The iconic Midtown Manhattan landmark and two commuter railroad lines are part of an approximately $35 million deal. The seller is a private holding company.

Grand Central Terminal

New York City’s Metropolitan Transportation Authority (MTA) has acquired the landmark Grand Central Terminal building in midtown Manhattan, along with the Metro-North Railroad’s Harlem Line and Hudson Line. The seller is Midtown Trackage Ventures LLC, a private holding company.

The purchase, which is expected to officially close on Nov. 15, ends a 280-year lease that gives the MTA a one-time window of opportunity to buy the assets, which closes in 11 months. According to the MTA, the purchase price is approximately $35 million, and is equal to the net present value of the estimated rental stream the MTA had been paying under the lease, which was discounted a rate of 6.3 percent.

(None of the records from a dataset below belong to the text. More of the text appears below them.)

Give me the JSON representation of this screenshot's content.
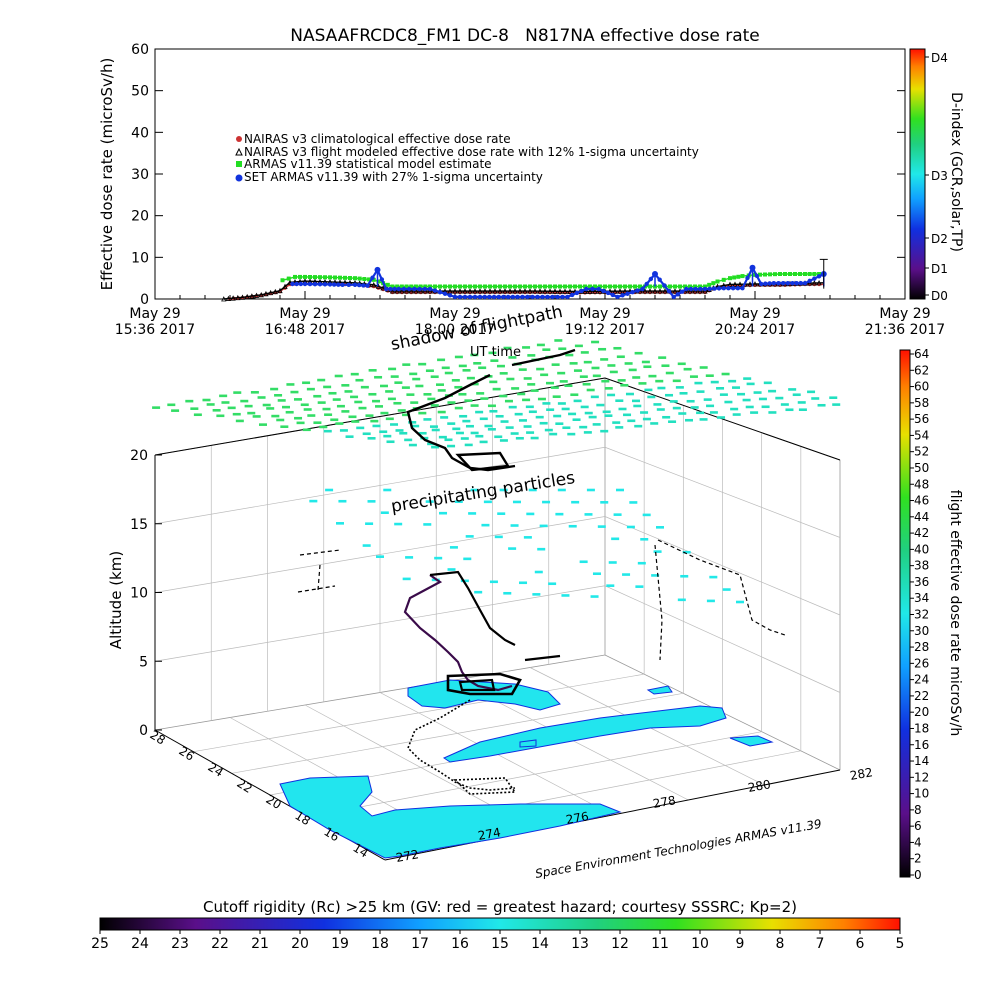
{
  "chart_data": [
    {
      "type": "line",
      "title": "NASAAFRCDC8_FM1 DC-8   N817NA effective dose rate",
      "xlabel": "UT time",
      "ylabel": "Effective dose rate (microSv/h)",
      "ylim": [
        0,
        60
      ],
      "yticks": [
        "0",
        "10",
        "20",
        "30",
        "40",
        "50",
        "60"
      ],
      "xlim": [
        15.6,
        21.6
      ],
      "xticks": [
        {
          "value": 15.6,
          "line1": "May 29",
          "line2": "15:36 2017"
        },
        {
          "value": 16.8,
          "line1": "May 29",
          "line2": "16:48 2017"
        },
        {
          "value": 18.0,
          "line1": "May 29",
          "line2": "18:00 2017"
        },
        {
          "value": 19.2,
          "line1": "May 29",
          "line2": "19:12 2017"
        },
        {
          "value": 20.4,
          "line1": "May 29",
          "line2": "20:24 2017"
        },
        {
          "value": 21.6,
          "line1": "May 29",
          "line2": "21:36 2017"
        }
      ],
      "legend_position": "upper-left",
      "legend": [
        "NAIRAS v3 climatological effective dose rate",
        "NAIRAS v3 flight modeled effective dose rate with 12% 1-sigma uncertainty",
        "ARMAS v11.39 statistical model estimate",
        "SET ARMAS v11.39 with 27% 1-sigma uncertainty"
      ],
      "series": [
        {
          "color": "#cc3333",
          "marker": "circle",
          "x": [
            16.2,
            16.3,
            16.45,
            16.6,
            16.68,
            16.8,
            17.0,
            17.2,
            17.35,
            17.5,
            17.8,
            18.2,
            18.6,
            19.0,
            19.4,
            19.8,
            20.0,
            20.1,
            20.2,
            20.4,
            20.6,
            20.8,
            20.95
          ],
          "y": [
            0,
            0.3,
            0.9,
            1.8,
            3.5,
            3.8,
            3.6,
            3.4,
            3.0,
            1.6,
            1.6,
            1.6,
            1.6,
            1.5,
            1.6,
            1.6,
            1.6,
            2.8,
            3.2,
            3.3,
            3.3,
            3.5,
            3.5
          ]
        },
        {
          "color": "#000000",
          "marker": "triangle",
          "x": [
            16.15,
            16.3,
            16.45,
            16.6,
            16.68,
            16.8,
            17.0,
            17.2,
            17.35,
            17.5,
            17.8,
            18.2,
            18.6,
            19.0,
            19.4,
            19.8,
            20.0,
            20.1,
            20.2,
            20.4,
            20.6,
            20.8,
            20.95
          ],
          "y": [
            0,
            0.4,
            1.0,
            2.0,
            4.0,
            4.3,
            4.1,
            3.9,
            3.4,
            1.9,
            1.9,
            1.9,
            1.9,
            1.8,
            1.9,
            1.9,
            1.9,
            3.0,
            3.5,
            3.6,
            3.6,
            3.8,
            3.9
          ]
        },
        {
          "color": "#22dd22",
          "marker": "square",
          "x": [
            16.62,
            16.72,
            16.8,
            17.0,
            17.2,
            17.35,
            17.5,
            17.8,
            18.2,
            18.6,
            19.0,
            19.4,
            19.8,
            20.0,
            20.1,
            20.2,
            20.3,
            20.4,
            20.6,
            20.8,
            20.95
          ],
          "y": [
            4.5,
            5.3,
            5.3,
            5.2,
            5.0,
            4.6,
            3.0,
            3.0,
            3.0,
            3.0,
            3.0,
            3.0,
            3.0,
            3.0,
            4.2,
            5.0,
            5.5,
            5.8,
            6.0,
            6.0,
            6.0
          ]
        },
        {
          "color": "#1133dd",
          "marker": "circle",
          "x": [
            16.7,
            16.8,
            17.0,
            17.1,
            17.2,
            17.3,
            17.38,
            17.45,
            17.55,
            17.8,
            18.0,
            18.2,
            18.5,
            18.7,
            18.9,
            19.05,
            19.15,
            19.3,
            19.5,
            19.6,
            19.75,
            19.85,
            20.0,
            20.15,
            20.3,
            20.38,
            20.45,
            20.55,
            20.7,
            20.8,
            20.95
          ],
          "y": [
            3.6,
            3.6,
            3.5,
            3.4,
            3.4,
            3.2,
            7.0,
            2.4,
            2.4,
            2.4,
            0.5,
            0.5,
            0.5,
            0.5,
            0.5,
            2.4,
            2.4,
            0.5,
            2.4,
            6.0,
            0.5,
            2.4,
            2.4,
            2.6,
            2.6,
            7.5,
            3.6,
            3.8,
            3.8,
            3.8,
            6.0
          ]
        }
      ]
    },
    {
      "type": "scatter",
      "title": "",
      "xlabel": "",
      "ylabel": "Altitude (km)",
      "zticks": [
        "0",
        "5",
        "10",
        "15",
        "20"
      ],
      "lat_ticks": [
        "14",
        "16",
        "18",
        "20",
        "22",
        "24",
        "26",
        "28"
      ],
      "lon_ticks": [
        "272",
        "274",
        "276",
        "278",
        "280",
        "282"
      ],
      "annotations": [
        "shadow of flightpath",
        "precipitating particles"
      ],
      "credit": "Space Environment Technologies ARMAS v11.39",
      "right_colorbar": {
        "label": "flight effective dose rate microSv/h",
        "min": 0,
        "max": 64,
        "step": 2
      },
      "bottom_colorbar": {
        "label": "Cutoff rigidity (Rc) >25 km (GV: red = greatest hazard; courtesy SSSRC; Kp=2)",
        "ticks": [
          "25",
          "24",
          "23",
          "22",
          "21",
          "20",
          "19",
          "18",
          "17",
          "16",
          "15",
          "14",
          "13",
          "12",
          "11",
          "10",
          "9",
          "8",
          "7",
          "6",
          "5"
        ]
      },
      "dindex_colorbar": {
        "label": "D-index (GCR,solar,TP)",
        "ticks": [
          "D0",
          "D1",
          "D2",
          "D3",
          "D4"
        ]
      }
    }
  ]
}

“This was a no-brainer, from a financial standpoint,” said MTA Chief Development Office Janno Lieber in prepared remarks. “We had to exercise the option to purchase or remain a tenant for another 270-plus years. And the interest rate environment—and the $500,000 discount offered by the seller—means it’s cheaper to buy it now than to pay rent for all that time.”

As a result of the deal, the MTA will have control over development rights along the Harlem and Hudson railroad lines. The purchase marks the first time the MTA will own the properties. The MTA is a public benefit corporation chartered by the State of New York that controls and operates the majority of public transportation in the New York City area, including the subway system, buses and trains.

Bustling corridor

Grand Central Terminal was first opened to the public in 1913 and has an average of 750,000 visitors and commuters that pass through the building every day. The building also offers 65 retail stores and 35 restaurants.

In 2015, SL Green Realty announced plans to build a $3 billion, 63-story office tower next to Grand Central Terminal, after agreeing to a deal with New York City officials to make $220 million in transit improvements. One Vanderbilt most recently inked a lease with McDermott Will & Emery LLP to take 105,539 square feet at the tower.